15:25:42 <wes-smith> ... curious what the drawbacks of that would be
15:25:59 <brent> ack DavidC
15:26:00 <wes-smith> ... it's something that we have defined, is straightforward, and maybe would do no harm
15:26:14 <dlongley> +1 to DavidC
15:26:21 <wes-smith> DavidC: my suggestion would be weaker, just to add a note saying that if the issuer wishes they can integrity protect the context with related resource
15:26:21 <dlongley> q-
15:26:22 <manu> +1 to DavidC's proposal
15:26:22 <brent> ack decentralgabe
15:26:23 <Zakim> decentralgabe, you wanted to ask about resource integrity
15:26:30 <wes-smith> decentralgabe: +1 to DavidC's proposal
15:27:05 <wes-smith> brent: would anyone be opposed to adding this note? anyone want to argue that the context integrity stuff absolutely must happen?
15:27:10 <manu> q+
15:27:22 <brent> ack manu
15:27:24 <wes-smith> brent: we have a path forward, do we have a volunteer to raise this PR
15:27:27 <wes-smith> manu: I can raise this PR
15:27:44 <manu> q+
15:27:53 <brent> ack manu
15:27:58 <wes-smith> brent: we raise the PR, we go into the issue and list the PRs that have been raised, we as a working group believe this addresses the issue, then close the issue - is that right?
15:28:40 <wes-smith> manu: sounds good, one thing we can always do is strengthen requirements, if you are working in an ecosystem that needs this, in their spec they can mandate that verifiers must check this, at the base layer we are saying that you can use this feature, but in another spec using this you can make it a must
15:29:01 <dlongley> +1 to profiles being allowed that can require this or anything else (not encouraging anyone to profile in any particular way though)

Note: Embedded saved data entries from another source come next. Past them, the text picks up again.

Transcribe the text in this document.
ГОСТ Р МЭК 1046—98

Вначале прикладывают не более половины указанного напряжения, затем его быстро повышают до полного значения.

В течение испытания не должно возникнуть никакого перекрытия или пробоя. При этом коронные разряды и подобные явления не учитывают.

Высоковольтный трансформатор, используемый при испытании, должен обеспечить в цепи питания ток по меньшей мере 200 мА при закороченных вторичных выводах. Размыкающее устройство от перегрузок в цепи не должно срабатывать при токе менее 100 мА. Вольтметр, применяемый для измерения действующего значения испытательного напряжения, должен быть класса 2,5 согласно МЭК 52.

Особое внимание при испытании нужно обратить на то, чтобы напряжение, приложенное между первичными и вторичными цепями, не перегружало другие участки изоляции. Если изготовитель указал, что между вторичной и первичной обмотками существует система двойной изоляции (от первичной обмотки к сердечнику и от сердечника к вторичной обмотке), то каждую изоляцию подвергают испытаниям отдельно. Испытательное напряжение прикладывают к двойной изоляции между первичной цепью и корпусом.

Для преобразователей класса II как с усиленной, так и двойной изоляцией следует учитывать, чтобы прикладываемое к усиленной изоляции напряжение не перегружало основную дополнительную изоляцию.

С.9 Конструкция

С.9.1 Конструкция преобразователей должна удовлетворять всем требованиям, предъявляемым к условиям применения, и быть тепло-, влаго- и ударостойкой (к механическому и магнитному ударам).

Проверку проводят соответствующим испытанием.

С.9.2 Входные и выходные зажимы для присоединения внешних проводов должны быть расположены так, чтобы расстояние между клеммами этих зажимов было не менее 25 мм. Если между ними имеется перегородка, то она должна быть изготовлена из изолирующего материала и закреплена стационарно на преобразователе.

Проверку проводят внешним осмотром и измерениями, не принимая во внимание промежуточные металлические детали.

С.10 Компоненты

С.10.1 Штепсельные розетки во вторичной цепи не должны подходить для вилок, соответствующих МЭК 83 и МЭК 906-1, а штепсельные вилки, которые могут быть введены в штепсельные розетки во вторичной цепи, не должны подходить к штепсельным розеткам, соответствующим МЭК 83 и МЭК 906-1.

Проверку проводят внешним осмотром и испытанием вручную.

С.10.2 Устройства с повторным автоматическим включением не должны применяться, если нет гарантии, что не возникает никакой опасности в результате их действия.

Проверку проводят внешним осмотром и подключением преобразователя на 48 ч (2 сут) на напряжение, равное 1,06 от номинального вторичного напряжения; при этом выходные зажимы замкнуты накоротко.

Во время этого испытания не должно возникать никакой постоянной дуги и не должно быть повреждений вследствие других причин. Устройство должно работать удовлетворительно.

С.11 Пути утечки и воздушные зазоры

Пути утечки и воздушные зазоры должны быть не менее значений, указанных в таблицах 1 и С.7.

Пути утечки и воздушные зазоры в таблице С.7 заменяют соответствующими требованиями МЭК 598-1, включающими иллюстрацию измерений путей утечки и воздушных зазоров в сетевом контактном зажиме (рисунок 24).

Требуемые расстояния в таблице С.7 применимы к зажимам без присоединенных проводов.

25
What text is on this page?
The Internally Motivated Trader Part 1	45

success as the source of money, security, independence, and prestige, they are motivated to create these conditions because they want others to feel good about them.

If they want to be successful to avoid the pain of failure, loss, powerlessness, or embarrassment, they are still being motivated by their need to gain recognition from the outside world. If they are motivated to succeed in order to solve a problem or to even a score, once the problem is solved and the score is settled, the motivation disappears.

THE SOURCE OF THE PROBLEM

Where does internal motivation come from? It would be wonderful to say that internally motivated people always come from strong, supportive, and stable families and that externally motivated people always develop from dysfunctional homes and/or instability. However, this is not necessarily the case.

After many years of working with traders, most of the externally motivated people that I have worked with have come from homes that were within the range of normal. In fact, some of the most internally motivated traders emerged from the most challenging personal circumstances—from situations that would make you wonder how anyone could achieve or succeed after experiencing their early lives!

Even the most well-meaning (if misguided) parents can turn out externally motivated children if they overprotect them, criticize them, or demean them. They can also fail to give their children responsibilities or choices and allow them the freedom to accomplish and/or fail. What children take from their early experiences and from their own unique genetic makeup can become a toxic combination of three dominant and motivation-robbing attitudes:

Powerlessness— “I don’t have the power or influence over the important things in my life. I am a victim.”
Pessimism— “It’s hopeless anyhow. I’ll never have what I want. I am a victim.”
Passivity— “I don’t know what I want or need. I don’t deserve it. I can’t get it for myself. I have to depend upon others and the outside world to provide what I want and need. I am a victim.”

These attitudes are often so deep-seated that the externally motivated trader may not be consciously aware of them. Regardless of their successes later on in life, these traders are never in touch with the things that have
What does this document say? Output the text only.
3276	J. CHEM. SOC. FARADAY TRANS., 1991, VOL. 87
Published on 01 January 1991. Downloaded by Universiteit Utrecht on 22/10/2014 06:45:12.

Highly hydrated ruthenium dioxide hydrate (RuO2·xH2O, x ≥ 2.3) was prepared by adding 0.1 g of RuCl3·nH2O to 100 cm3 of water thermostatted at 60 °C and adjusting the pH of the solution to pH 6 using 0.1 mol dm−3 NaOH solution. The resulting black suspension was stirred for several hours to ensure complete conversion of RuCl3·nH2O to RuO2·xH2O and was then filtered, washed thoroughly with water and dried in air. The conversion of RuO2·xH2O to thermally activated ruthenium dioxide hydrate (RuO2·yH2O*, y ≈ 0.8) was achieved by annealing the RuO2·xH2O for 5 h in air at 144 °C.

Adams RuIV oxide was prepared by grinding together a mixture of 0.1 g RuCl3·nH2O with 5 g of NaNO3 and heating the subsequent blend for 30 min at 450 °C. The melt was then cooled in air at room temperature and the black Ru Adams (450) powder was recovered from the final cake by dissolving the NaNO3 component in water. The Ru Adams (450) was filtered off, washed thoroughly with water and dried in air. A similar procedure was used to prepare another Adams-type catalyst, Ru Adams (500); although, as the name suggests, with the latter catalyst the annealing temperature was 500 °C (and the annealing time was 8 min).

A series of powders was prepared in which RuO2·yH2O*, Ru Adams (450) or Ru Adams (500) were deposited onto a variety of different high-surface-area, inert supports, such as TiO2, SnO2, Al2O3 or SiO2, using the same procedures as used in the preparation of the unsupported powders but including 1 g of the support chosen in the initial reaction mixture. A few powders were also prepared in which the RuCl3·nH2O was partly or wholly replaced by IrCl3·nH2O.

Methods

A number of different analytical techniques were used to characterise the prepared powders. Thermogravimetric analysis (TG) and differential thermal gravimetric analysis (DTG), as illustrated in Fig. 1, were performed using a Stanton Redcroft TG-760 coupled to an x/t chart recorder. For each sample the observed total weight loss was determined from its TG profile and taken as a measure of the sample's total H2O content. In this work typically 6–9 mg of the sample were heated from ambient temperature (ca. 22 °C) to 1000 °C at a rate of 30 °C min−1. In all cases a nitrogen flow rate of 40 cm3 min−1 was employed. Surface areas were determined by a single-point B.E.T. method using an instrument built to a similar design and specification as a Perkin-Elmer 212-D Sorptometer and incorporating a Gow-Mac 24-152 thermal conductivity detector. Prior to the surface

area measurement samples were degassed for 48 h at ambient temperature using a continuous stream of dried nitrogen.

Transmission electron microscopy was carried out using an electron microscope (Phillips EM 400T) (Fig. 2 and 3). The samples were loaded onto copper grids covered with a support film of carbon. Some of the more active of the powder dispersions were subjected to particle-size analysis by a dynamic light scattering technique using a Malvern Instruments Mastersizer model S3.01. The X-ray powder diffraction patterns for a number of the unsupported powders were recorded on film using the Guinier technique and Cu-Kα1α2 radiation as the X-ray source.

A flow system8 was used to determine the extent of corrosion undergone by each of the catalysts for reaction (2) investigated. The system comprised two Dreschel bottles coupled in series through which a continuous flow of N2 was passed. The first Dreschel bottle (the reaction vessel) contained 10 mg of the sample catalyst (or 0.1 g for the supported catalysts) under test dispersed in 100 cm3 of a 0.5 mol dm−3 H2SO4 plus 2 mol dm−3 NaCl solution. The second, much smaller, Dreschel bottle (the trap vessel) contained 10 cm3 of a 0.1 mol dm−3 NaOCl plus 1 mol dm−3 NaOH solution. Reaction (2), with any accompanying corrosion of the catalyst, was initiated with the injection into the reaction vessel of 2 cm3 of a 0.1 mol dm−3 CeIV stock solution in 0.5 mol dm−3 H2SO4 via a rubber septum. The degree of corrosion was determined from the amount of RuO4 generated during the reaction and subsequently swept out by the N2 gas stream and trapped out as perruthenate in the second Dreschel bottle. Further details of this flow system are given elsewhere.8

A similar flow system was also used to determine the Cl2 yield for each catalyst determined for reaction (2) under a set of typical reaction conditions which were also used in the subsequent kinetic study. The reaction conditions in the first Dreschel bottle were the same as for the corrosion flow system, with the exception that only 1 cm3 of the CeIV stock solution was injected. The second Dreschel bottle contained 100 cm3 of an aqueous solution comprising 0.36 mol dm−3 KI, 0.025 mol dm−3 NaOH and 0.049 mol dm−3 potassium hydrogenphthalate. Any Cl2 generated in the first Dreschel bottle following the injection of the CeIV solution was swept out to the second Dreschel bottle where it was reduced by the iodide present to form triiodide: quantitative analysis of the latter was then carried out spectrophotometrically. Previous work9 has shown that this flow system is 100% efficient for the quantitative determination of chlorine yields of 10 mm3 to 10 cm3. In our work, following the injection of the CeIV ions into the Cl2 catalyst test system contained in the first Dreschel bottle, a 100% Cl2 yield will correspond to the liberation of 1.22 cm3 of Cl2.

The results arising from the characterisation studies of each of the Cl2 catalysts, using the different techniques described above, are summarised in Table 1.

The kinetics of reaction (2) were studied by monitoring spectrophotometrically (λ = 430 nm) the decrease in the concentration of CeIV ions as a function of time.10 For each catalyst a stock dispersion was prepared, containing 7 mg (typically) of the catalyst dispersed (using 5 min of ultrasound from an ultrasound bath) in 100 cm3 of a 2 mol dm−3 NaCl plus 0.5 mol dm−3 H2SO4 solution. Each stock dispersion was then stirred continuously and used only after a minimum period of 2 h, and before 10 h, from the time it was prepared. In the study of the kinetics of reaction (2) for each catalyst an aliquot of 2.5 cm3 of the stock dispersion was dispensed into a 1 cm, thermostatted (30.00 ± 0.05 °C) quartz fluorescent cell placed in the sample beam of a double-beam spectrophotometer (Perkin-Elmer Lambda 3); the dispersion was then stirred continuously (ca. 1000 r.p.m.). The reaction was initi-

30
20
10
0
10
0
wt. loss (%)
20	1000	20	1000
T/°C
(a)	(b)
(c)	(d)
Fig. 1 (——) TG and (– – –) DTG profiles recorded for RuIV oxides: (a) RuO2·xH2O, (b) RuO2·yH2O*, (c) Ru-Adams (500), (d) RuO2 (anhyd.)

15:29:03 <wes-smith> ... it'
15:29:20 <wes-smith> ... it's mostly at application layer, in a particular ecosystem verifiers must check this etc
15:29:33 <brent> Topic: Controller Document
15:29:36 <manu> q+
15:29:43 <wes-smith> brent: that topic done, next topic is Controller Document
15:30:06 <brent> ack manu
15:30:28 <wes-smith> manu: just to report where we are on Data Integrity and existing crypto suites, if we can close 272, we are out of issues for Data Integrity as well, same place as VCDM: need an editorial sweep and to make sure implementations are coming in, but not required for second CR
15:30:38 <wes-smith> ... we can do that for ECDSA and EDDSA as well as Data Integrity
15:30:59 <wes-smith> ... not able to do that for BBS, will be out of issues for that soon, but gated by IETF doing their review of BBS which is taking a long time
15:31:15 <brent> https://github.com/w3c/controller-document/issues?q=is%3Aissue+is%3Aopen+sort%3Aupdated-asc
15:31:19 <wes-smith> ... trying to get other cryptographers to do a separate review, but still won't be able to transition BBS cryptosuite at same speed as others
15:31:36 <wes-smith> brent: 14 Controller Document issues, going to do some issue processing
15:32:06 <wes-smith> ... the question to the group for each issue is: what needs to be done/changed to address it (if anything), and if something must be done, who will do it
15:32:16 <wes-smith> ... if folks stay silent, likely the issue will just be closed
15:32:22 <brent> subtopic: https://github.com/w3c/controller-document/issues/33
15:32:34 <wes-smith> ... first issue: 33. What is the role of the subject when the controller property is present
15:32:37 <manu> q+
15:32:53 <dmitriz> dmitriz has joined #vcwg
15:33:03 <wes-smith> ... first question: DavidC, was dlongley's suggestion adequate, would this suggestion resolve your concern?
15:33:08 <brent> ack manu
15:33:15 <wes-smith> DavidC: Yes, this knowledge needs to be explicit in the spec
15:33:20 <wes-smith> manu: I can write this PR
15:33:33 <brent> subtopic: https://github.com/w3c/controller-document/issues/5
15:33:43 <wes-smith> brent: next #5. Mike not able to join us today
15:34:00 <wes-smith> ... most examples using public key multibase not public key jwk, need both in examples
15:34:07 <wes-smith> ... is anyone opposed to doing this?
15:34:18 <wes-smith> ... will anyone take on the task of doing this?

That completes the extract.